The most popular style of ao dai fits tightly around the wearer’s upper torso, emphasizing her bust and curves. Although the dress covers the entire body, it is thought to be provocative, especially when it is made of thin fabric. “The ao dai covers everything, but hides nothing”, according to one saying. The dress must be individually fitted and usually requires several weeks for a tailor to complete. An ao dai costs about $200 in the United States and about $40 in Vietnam.

“Symbolically, the ao dai invokes nostalgia and timelessness associated with a gendered image of the homeland for which many Vietnamese people throughout the diaspora yearn,” wrote Nhi T. Lieu, an assistant professor at the University of Texas at Austin. The difficulties of working while wearing an ao dai link the dress to frailty and innocence, she wrote. Vietnamese writers who favor the use of the ao dai as a school uniform cite the inconvenience of wearing it as an advantage, a way of teaching students feminine behavior such as modesty, caution, and a refined manner.
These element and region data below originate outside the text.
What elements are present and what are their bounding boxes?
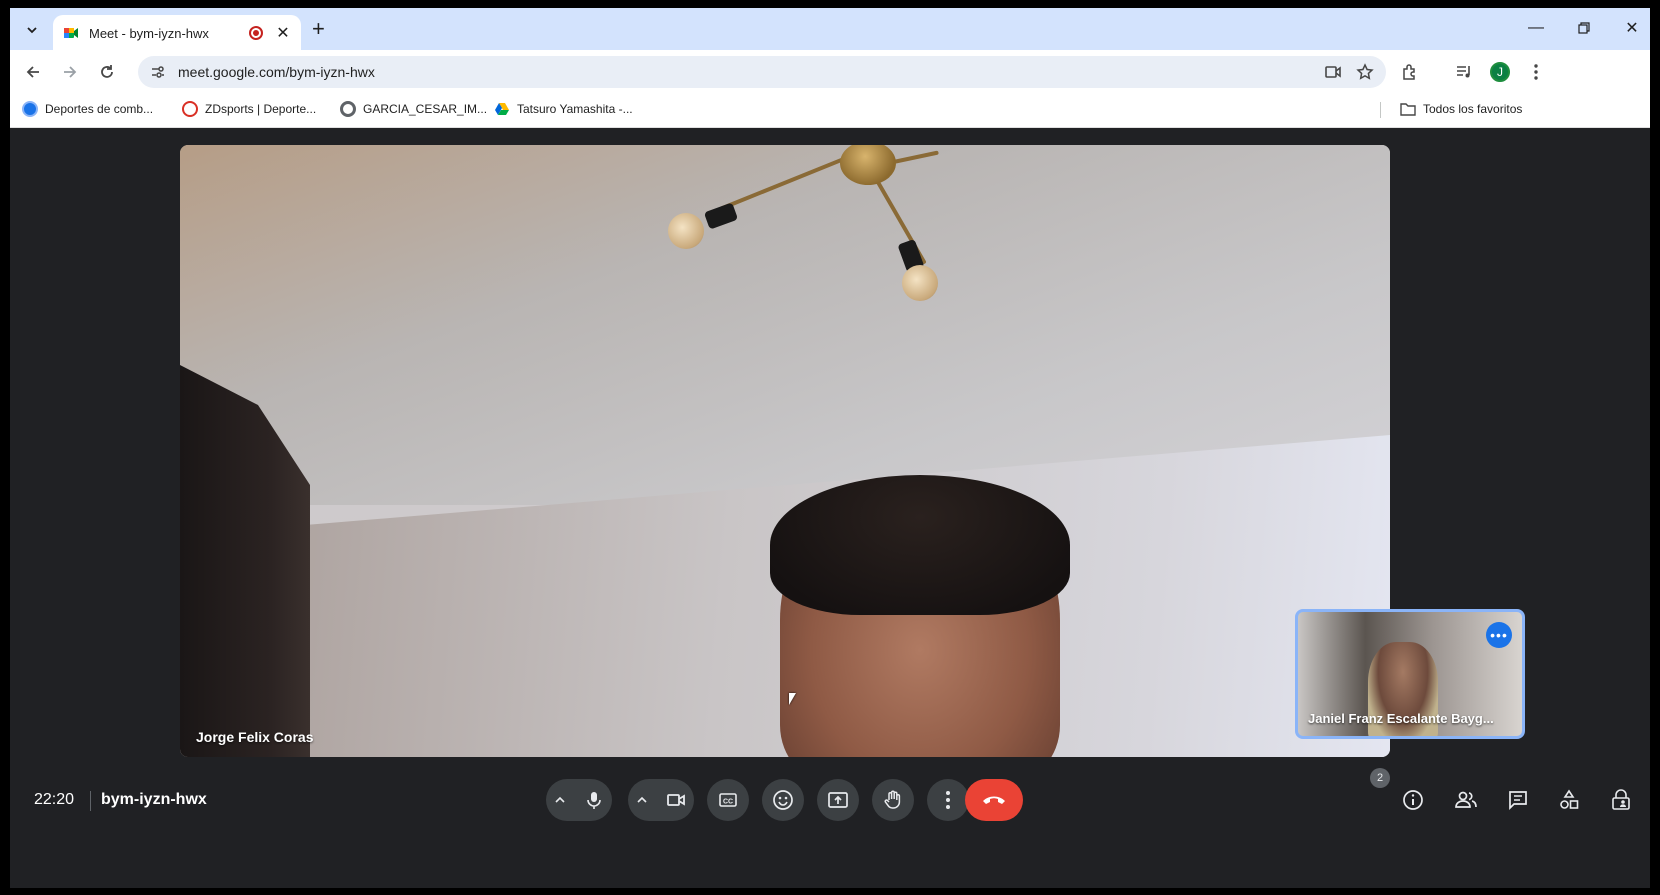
reactions-button[interactable] bbox=[762, 779, 804, 821]
chevron-down-icon bbox=[27, 27, 37, 34]
url-text: meet.google.com/bym-iyzn-hwx bbox=[178, 64, 375, 80]
arrow-left-icon bbox=[26, 66, 39, 78]
media-control-icon[interactable] bbox=[1452, 60, 1476, 84]
tab-title: Meet - bym-iyzn-hwx bbox=[89, 25, 209, 41]
chat-icon bbox=[1509, 791, 1527, 811]
bookmark-label: Tatsuro Yamashita -... bbox=[517, 102, 633, 116]
main-participant-name: Jorge Felix Coras bbox=[196, 729, 314, 745]
bookmark-item[interactable]: ZDsports | Deporte... bbox=[182, 101, 316, 117]
microphone-control[interactable] bbox=[546, 779, 612, 821]
drive-icon bbox=[495, 103, 509, 115]
activities-button[interactable] bbox=[1554, 785, 1584, 815]
restore-icon bbox=[1578, 22, 1590, 34]
present-screen-icon bbox=[828, 792, 848, 808]
reload-icon bbox=[101, 65, 113, 78]
folder-icon bbox=[1400, 103, 1416, 116]
self-view-tile[interactable]: ••• Janiel Franz Escalante Bayg... bbox=[1295, 609, 1525, 739]
lock-person-icon bbox=[1612, 789, 1630, 810]
address-bar[interactable]: meet.google.com/bym-iyzn-hwx bbox=[138, 56, 1386, 88]
meeting-time: 22:20 bbox=[34, 791, 75, 808]
chrome-icon bbox=[340, 101, 356, 117]
microphone-icon[interactable] bbox=[584, 790, 604, 810]
camera-in-use-icon[interactable] bbox=[1322, 61, 1344, 83]
present-button[interactable] bbox=[817, 779, 859, 821]
bookmark-label: Deportes de comb... bbox=[45, 102, 154, 116]
people-icon bbox=[1455, 791, 1477, 808]
pip-participant-name: Janiel Franz Escalante Bayg... bbox=[1308, 711, 1494, 726]
activities-icon bbox=[1560, 789, 1579, 809]
bookmark-item[interactable]: Tatsuro Yamashita -... bbox=[494, 101, 633, 117]
browser-menu-icon[interactable] bbox=[1524, 60, 1548, 84]
tab-meet[interactable]: Meet - bym-iyzn-hwx ✕ bbox=[53, 15, 301, 51]
meeting-details-button[interactable] bbox=[1398, 785, 1428, 815]
bookmarks-divider bbox=[1380, 102, 1381, 118]
more-vert-icon bbox=[946, 791, 950, 809]
end-call-icon bbox=[983, 796, 1005, 804]
lamp-bulb bbox=[668, 213, 704, 249]
all-bookmarks[interactable]: Todos los favoritos bbox=[1400, 101, 1522, 117]
chevron-up-icon[interactable] bbox=[554, 794, 566, 806]
browser-toolbar: meet.google.com/bym-iyzn-hwx J bbox=[10, 50, 1650, 92]
new-tab-button[interactable]: + bbox=[312, 18, 325, 40]
more-options-icon[interactable]: ••• bbox=[1486, 622, 1512, 648]
people-button[interactable] bbox=[1451, 785, 1481, 815]
participant-hair bbox=[770, 475, 1070, 615]
star-icon[interactable] bbox=[1354, 61, 1376, 83]
meeting-code: bym-iyzn-hwx bbox=[101, 791, 207, 808]
profile-initial: J bbox=[1490, 62, 1510, 82]
browser-window: Meet - bym-iyzn-hwx ✕ + — ✕ meet.google.… bbox=[10, 8, 1650, 888]
recording-icon bbox=[249, 26, 263, 40]
minimize-button[interactable]: — bbox=[1516, 16, 1556, 40]
close-window-button[interactable]: ✕ bbox=[1612, 16, 1650, 40]
time-divider bbox=[90, 791, 91, 811]
chevron-up-icon[interactable] bbox=[636, 794, 648, 806]
bookmark-label: GARCIA_CESAR_IM... bbox=[363, 102, 488, 116]
bookmark-item[interactable]: GARCIA_CESAR_IM... bbox=[340, 101, 487, 117]
globe-icon bbox=[22, 101, 38, 117]
info-icon bbox=[1403, 790, 1423, 810]
profile-avatar[interactable]: J bbox=[1488, 60, 1512, 84]
site-info-icon[interactable] bbox=[148, 62, 168, 82]
meet-stage: Jorge Felix Coras ••• Janiel Franz Escal… bbox=[10, 129, 1650, 888]
svg-text:CC: CC bbox=[723, 799, 733, 806]
captions-icon: CC bbox=[719, 793, 737, 807]
google-meet-icon bbox=[64, 28, 78, 38]
tab-search-button[interactable] bbox=[20, 18, 44, 42]
camera-control[interactable] bbox=[628, 779, 694, 821]
more-options-button[interactable] bbox=[927, 779, 969, 821]
raise-hand-button[interactable] bbox=[872, 779, 914, 821]
mouse-cursor bbox=[789, 693, 796, 705]
bookmarks-bar: Deportes de comb... ZDsports | Deporte..… bbox=[10, 92, 1650, 128]
lamp-bulb bbox=[902, 265, 938, 301]
restore-button[interactable] bbox=[1564, 16, 1604, 40]
tab-close-icon[interactable]: ✕ bbox=[275, 23, 291, 43]
forward-button[interactable] bbox=[57, 59, 83, 85]
tab-strip: Meet - bym-iyzn-hwx ✕ + — ✕ bbox=[10, 8, 1650, 51]
chat-button[interactable] bbox=[1503, 785, 1533, 815]
participant-count-badge: 2 bbox=[1370, 768, 1390, 788]
meeting-controls-bar: 22:20 bym-iyzn-hwx CC 2 bbox=[10, 761, 1650, 831]
extensions-icon[interactable] bbox=[1398, 60, 1422, 84]
captions-button[interactable]: CC bbox=[707, 779, 749, 821]
all-bookmarks-label: Todos los favoritos bbox=[1423, 102, 1523, 116]
zd-icon bbox=[182, 101, 198, 117]
hand-icon bbox=[884, 790, 901, 809]
leave-call-button[interactable] bbox=[965, 779, 1023, 821]
arrow-right-icon bbox=[64, 66, 77, 78]
back-button[interactable] bbox=[20, 59, 46, 85]
bookmark-item[interactable]: Deportes de comb... bbox=[22, 101, 153, 117]
main-video-tile[interactable]: Jorge Felix Coras bbox=[180, 145, 1390, 757]
host-controls-button[interactable] bbox=[1606, 785, 1636, 815]
bookmark-label: ZDsports | Deporte... bbox=[205, 102, 317, 116]
reload-button[interactable] bbox=[94, 59, 120, 85]
camera-icon[interactable] bbox=[666, 790, 686, 810]
emoji-icon bbox=[773, 790, 793, 810]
The ao dai is featured in an array of Vietnam-themed or related movies. In Good Morning, Vietnam (1987), Robin Williams’s character is wowed by ao dai-clad women when he first arrives in Saigon. The 1992 films Indochine and The Lover inspired several international fashion houses to design ao dai collections, including Prada’s SS08 collection and a Georgio Armani collection. In the Vietnamese film The White Silk Dress (2007), an ao dai is the sole legacy that the mother of a poverty-stricken family has to pass on to her daughters. The Hanoi City Complex, a 65-story building now under construction, will have an ao dai-inspired design. Vietnamese designers created ao dai for the contestants in the Miss Universe beauty contest, which was held July 2008 in Nha Trang, Vietnam.